Les alternatives à comparer avant de décider
- Béton coloré : teinte plus homogène, mais sans le relief minéral caractéristique des granulats apparents.
- Béton imprimé : imite la pierre, le bois ou les pavés ; son aspect est plus dessiné et son prix se situe généralement entre 70 et 120 €/m².
- Béton drainant : adapté lorsqu’il faut favoriser l’infiltration de l’eau ; son budget se situe généralement entre 45 et 80 €/m².
- Dalles préfabriquées en béton lavé : solution pratique pour certains petits chantiers, autour de 40 €/m² posé, avec un calepinage visible.
Le béton lavé convient si vous recherchez une surface minérale, antidérapante et peu artificielle. Son relief doit cependant être adapté à l’usage. Une texture trop grossière peut être moins confortable sur une plage de piscine ou une terrasse utilisée pieds nus.
Réussir la couleur dès la préparation et le coulage
La régularité de la couleur se joue avant l’arrivée du camion-toupie. Une commande correctement dimensionnée limite les reprises entre gâchées, qui peuvent créer des écarts de nuance.

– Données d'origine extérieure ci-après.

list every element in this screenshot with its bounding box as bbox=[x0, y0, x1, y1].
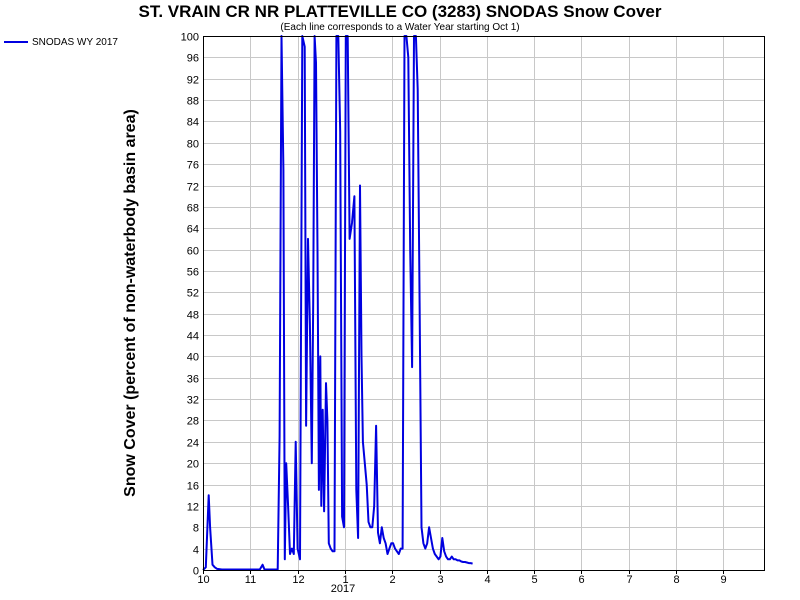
y-tick-label: 40 bbox=[187, 352, 199, 364]
x-tick-label: 7 bbox=[626, 574, 632, 586]
y-tick-label: 72 bbox=[187, 182, 199, 194]
y-tick-label: 20 bbox=[187, 459, 199, 471]
y-tick-label: 36 bbox=[187, 374, 199, 386]
data-layer bbox=[202, 35, 473, 571]
y-tick-label: 56 bbox=[187, 267, 199, 279]
y-tick-label: 28 bbox=[187, 416, 199, 428]
plot-frame bbox=[203, 36, 765, 571]
y-tick-label: 88 bbox=[187, 96, 199, 108]
legend-label: SNODAS WY 2017 bbox=[32, 37, 118, 48]
y-tick-label: 64 bbox=[187, 224, 199, 236]
x-tick-label: 3 bbox=[437, 574, 443, 586]
y-tick-label: 12 bbox=[187, 502, 199, 514]
y-tick-label: 32 bbox=[187, 395, 199, 407]
y-tick-label: 16 bbox=[187, 481, 199, 493]
y-tick-label: 84 bbox=[187, 117, 199, 129]
y-tick-label: 0 bbox=[193, 566, 199, 578]
x-tick-label: 5 bbox=[531, 574, 537, 586]
x-tick-label: 9 bbox=[720, 574, 726, 586]
y-tick-label: 76 bbox=[187, 160, 199, 172]
y-tick-label: 52 bbox=[187, 288, 199, 300]
y-axis-label: Snow Cover (percent of non-waterbody bas… bbox=[122, 109, 139, 497]
y-tick-label: 92 bbox=[187, 75, 199, 87]
x-tick-label: 11 bbox=[245, 574, 256, 586]
y-tick-label: 4 bbox=[193, 545, 199, 557]
x-tick-labels: 10 11 12 1 2 3 4 5 6 7 8 9 bbox=[197, 574, 726, 586]
y-tick-label: 96 bbox=[187, 53, 199, 65]
x-tick-label: 12 bbox=[292, 574, 304, 586]
y-tick-label: 68 bbox=[187, 203, 199, 215]
chart-subtitle: (Each line corresponds to a Water Year s… bbox=[280, 22, 519, 33]
y-tick-label: 100 bbox=[181, 32, 199, 44]
x-tick-label: 10 bbox=[197, 574, 209, 586]
y-tick-label: 8 bbox=[193, 523, 199, 535]
series-line-wy2017 bbox=[202, 35, 473, 571]
chart-title: ST. VRAIN CR NR PLATTEVILLE CO (3283) SN… bbox=[139, 2, 662, 21]
y-tick-labels: 0481216202428323640444852566064687276808… bbox=[181, 32, 199, 578]
legend: SNODAS WY 2017 bbox=[4, 37, 118, 48]
x-tick-label: 8 bbox=[673, 574, 679, 586]
axes bbox=[203, 36, 765, 574]
y-tick-label: 60 bbox=[187, 246, 199, 258]
x-tick-label: 1 bbox=[342, 574, 348, 586]
y-tick-label: 44 bbox=[187, 331, 199, 343]
y-tick-label: 24 bbox=[187, 438, 199, 450]
x-tick-label: 2 bbox=[389, 574, 395, 586]
x-tick-label: 6 bbox=[578, 574, 584, 586]
x-tick-label: 4 bbox=[484, 574, 490, 586]
x-year-label: 2017 bbox=[331, 583, 355, 595]
y-tick-label: 80 bbox=[187, 139, 199, 151]
y-tick-label: 48 bbox=[187, 310, 199, 322]
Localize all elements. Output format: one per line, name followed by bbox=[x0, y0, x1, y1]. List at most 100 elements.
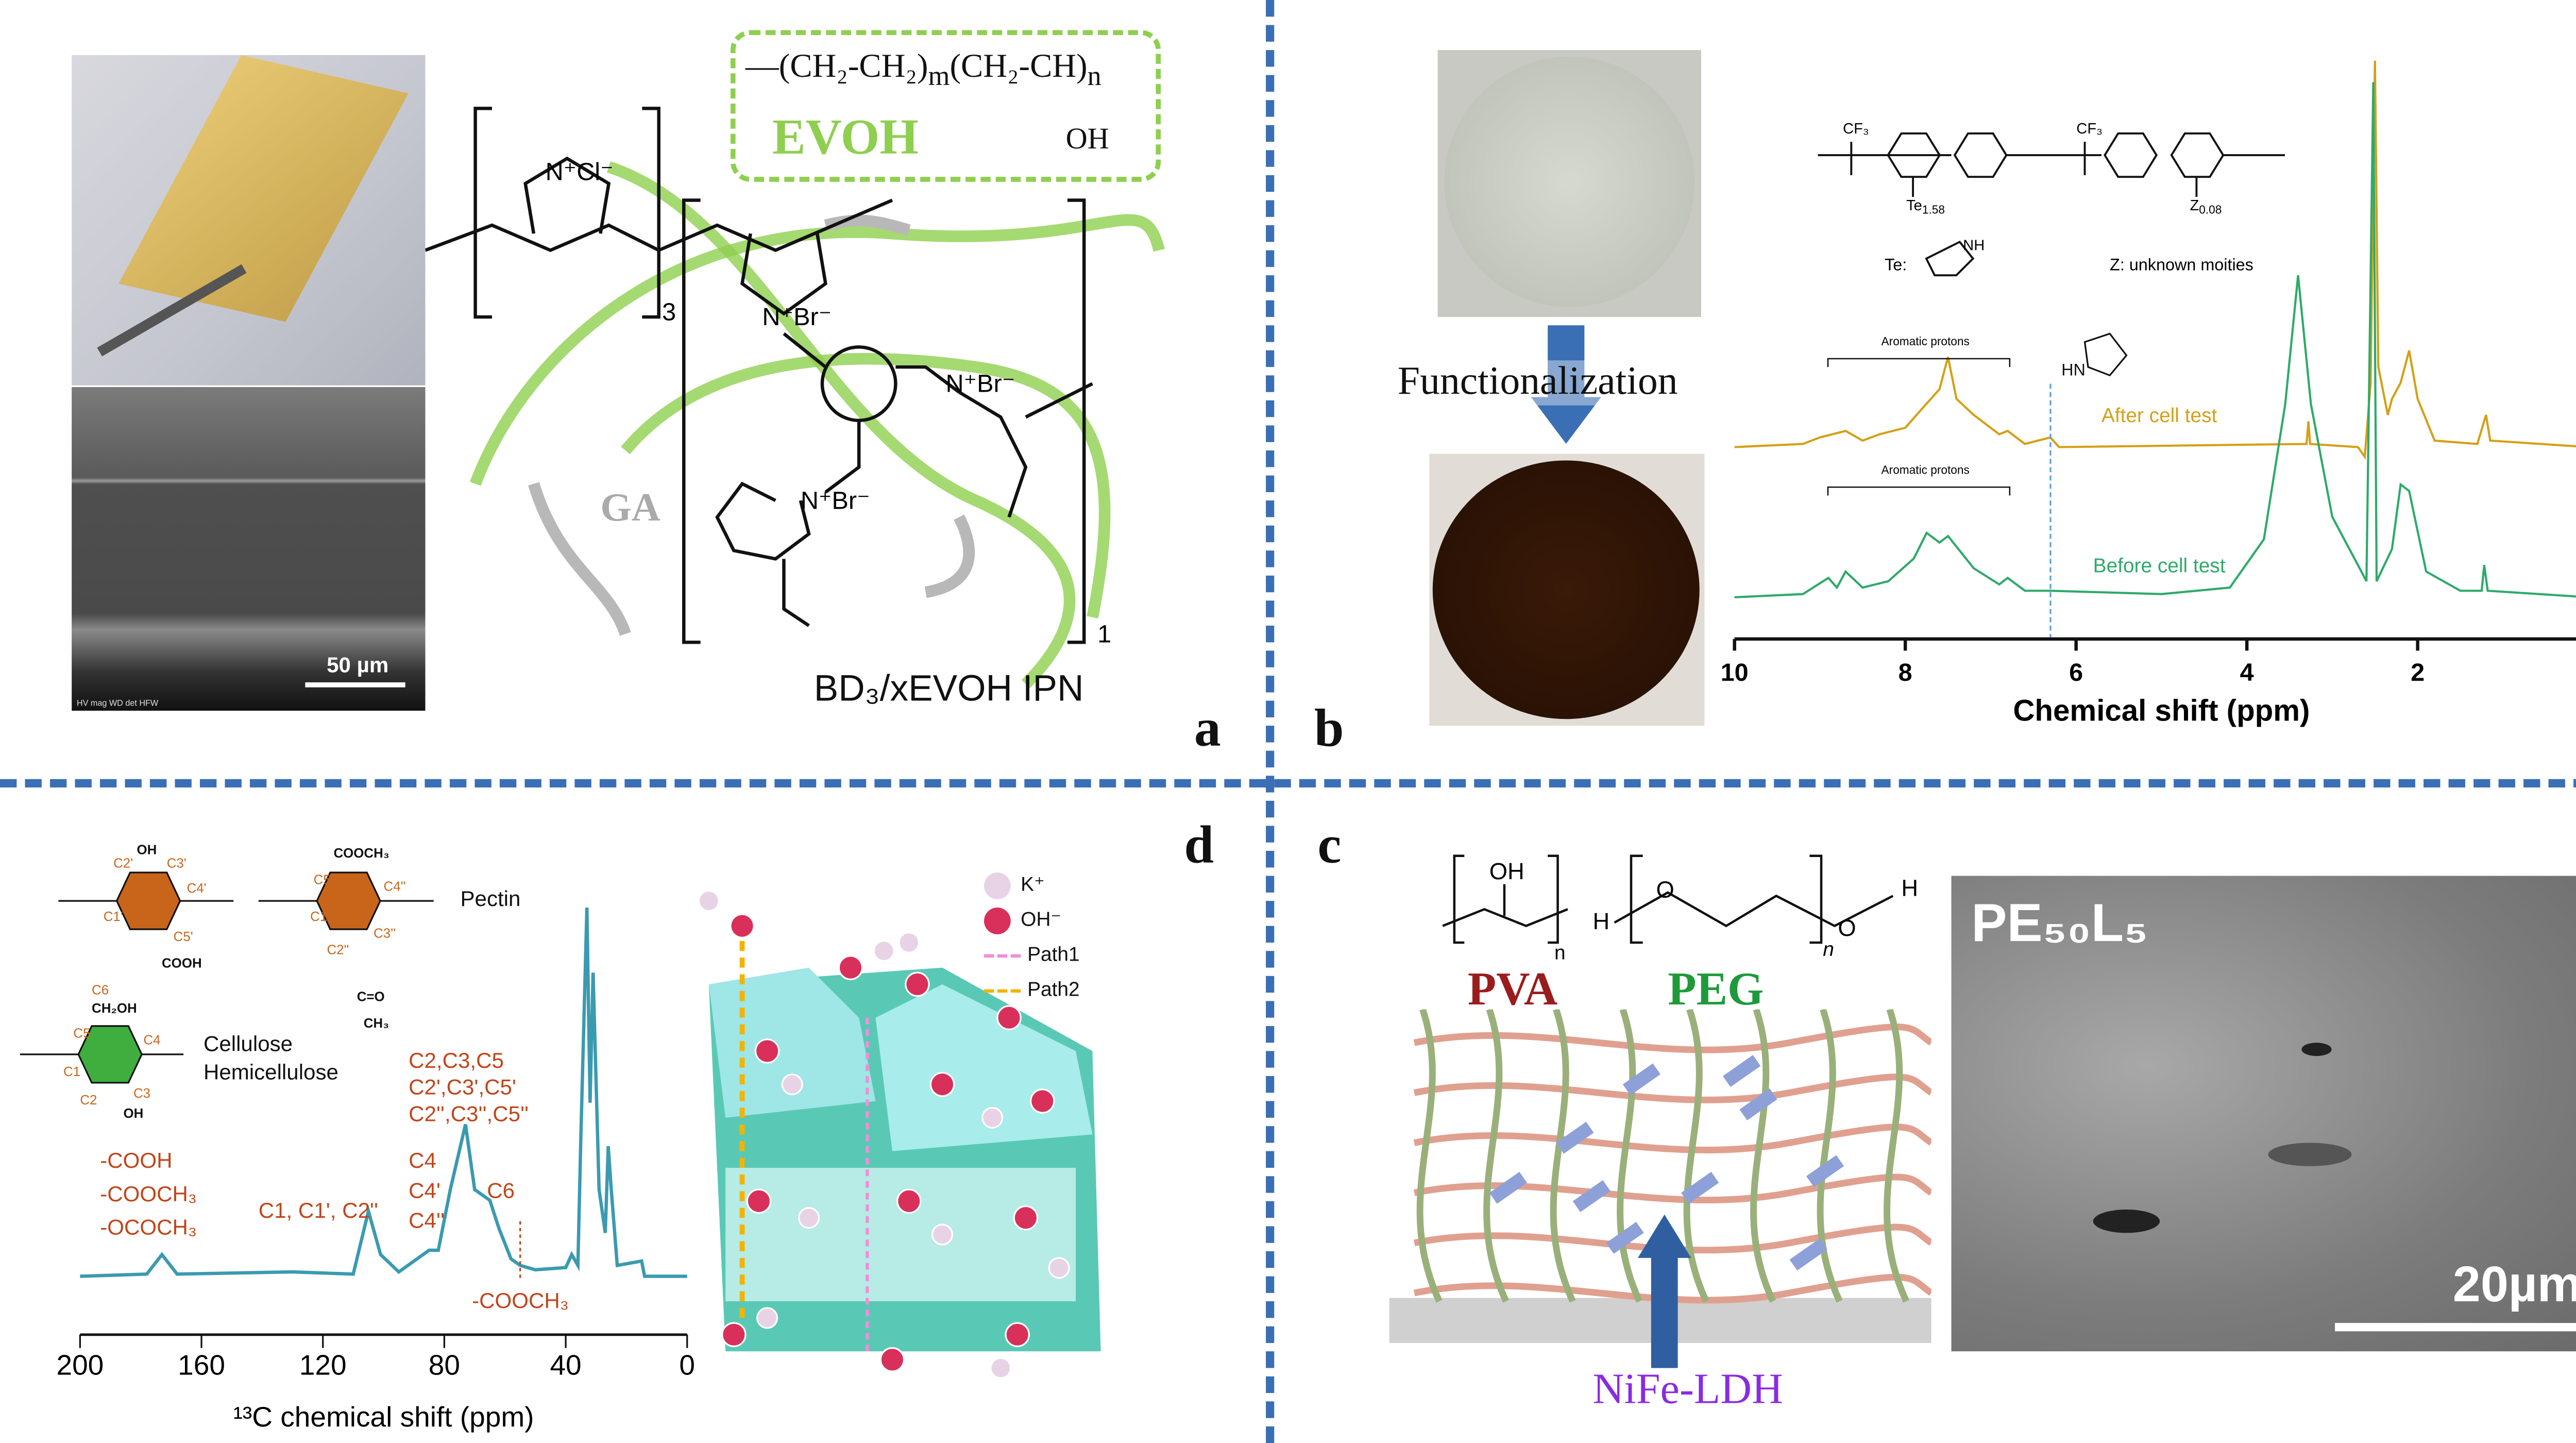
peak-annotation: C2',C3',C5' bbox=[409, 1075, 516, 1099]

Il faut aussi définir la destination exacte de l’ouvrage : une terrasse, une allée piétonne et une zone carrossable n’exigent ni la même épaisseur ni la même formulation.
- Préparer un support stable avec un décaissement de 15 à 20 cm, puis une couche de calcaire 0/20 compactée de 8 à 10 cm.
- Prévoir une pente de 1 à 2 % pour évacuer l’eau loin de la maison.
- Installer le coffrage et, si nécessaire, le treillis soudé. Il est recommandé pour les dalles de plus de 15 m² ou fortement chargées.
- Couler sans interruption, régler la surface et appliquer le désactivant si cette technique est retenue.
- Laver dans la fenêtre adaptée au durcissement et à la météo, généralement entre 2 et 6 heures après le coulage pour un lavage direct.
Une météo stable pendant au moins 48 heures réduit les risques liés à la pluie, au froid ou à une chaleur excessive. Pour une terrasse résidentielle, 12 cm minimum sont indiqués. Comptez 15 cm pour le passage occasionnel de véhicules légers et 18 à 20 cm pour une allée carrossable. La résistance maximale est atteinte après 28 jours. Une circulation prudente est envisageable après 48 heures et un usage normal après 7 jours.
Budget, entretien et validation avant commande
Le prix d’un béton lavé posé se situe généralement entre 55 et 100 €/m². La surface, l’accessibilité, la complexité des formes, le choix des granulats, l’épaisseur et la préparation du terrain expliquent les écarts. Pour une terrasse de 30 m², un exemple comprend 450 € de préparation du terrain, 900 € de béton et de granulats, ainsi que 1 200 € de main-d’œuvre spécialisée. Le total atteint 2 550 €, soit 85 €/m².
Protéger sans modifier le rendu
Après environ une semaine de séchage complet, l’application d’une protection hydrofuge et oléofuge facilite le nettoyage et limite la pénétration des taches. Un produit couvre environ 10 à 12 m² par kilogramme et coûte de 30 à 60 € par kilogramme. Son renouvellement est à envisager tous les 3 à 5 ans. Au quotidien, le balayage, l’eau claire ou un détergent neutre suffisent. Le nettoyeur haute pression doit rester occasionnel pour ne pas agresser la surface.
Avant de valider une couleur, demandez un échantillon du mélange exact, avec le granulat, le ciment, le pigment éventuel et la profondeur d’attaque. Observez-le sec et mouillé, au soleil et à l’ombre, puis placez-le près de la façade et des plantations. Cette vérification permet de comparer les nuances réelles, d’anticiper l’entretien et de transmettre au professionnel un cahier des charges esthétique précis.